Ashab-ı kiram ile beraber kalkıp, Hazret-i Fatma’nın evine geldiler. Hazret-i Fatma, (Ya Rabbi, senin Habibin bugün miskin kulunun evine geldi. Sen onlara ikram eyle, nimetler ver. Ben fakir, onlara ikram etmeye ve nimet vermeye gücüm yetmez) diye dua etti.

 

Bir çömleği vardı. Ateş üzerine [ocağa] koydu. Allahü teâlâ kendi lütuf ve keremi ile o çömleği yemek ile doldurdu.

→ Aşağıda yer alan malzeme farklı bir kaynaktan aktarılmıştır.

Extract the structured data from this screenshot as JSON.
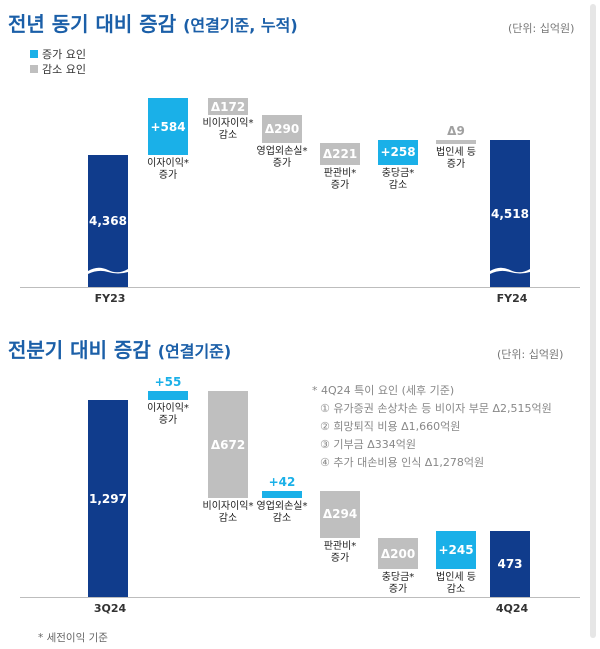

Hazret-i Fatıma o yemeği Resulullahın huzur-u şeriflerine gönderdi. Resulullah ve Ashab-ı güzin o yemekten yediler. Resulullah efendimiz buyurdu ki: (Bu yemek Cennet yemeğidir.)

 

Bunun üzerine Hazret-i Fatma odaya girip secde etti ve (Ya Rabbi, benim kölem yoktur ki azat edeyim. Velakin dilerim ki, ümmet-i Muhammedin günahkârlarından bir miktarını, Cehennem ateşinden azat eyleyesin) diye dua etti.

 

Hemen Cebrail aleyhisselam geldi. Dedi ki, ya Resulallah! Fatıma, günahkâr ümmet için, münacât etti.

Allahü teâlâ buyurdu ki:

(Habibime selam eyle ve de ki, Fatma’nın evine gelenlerin her bir adımına yüz er ve yüz kadın Cehennem azabından azat eyledim.)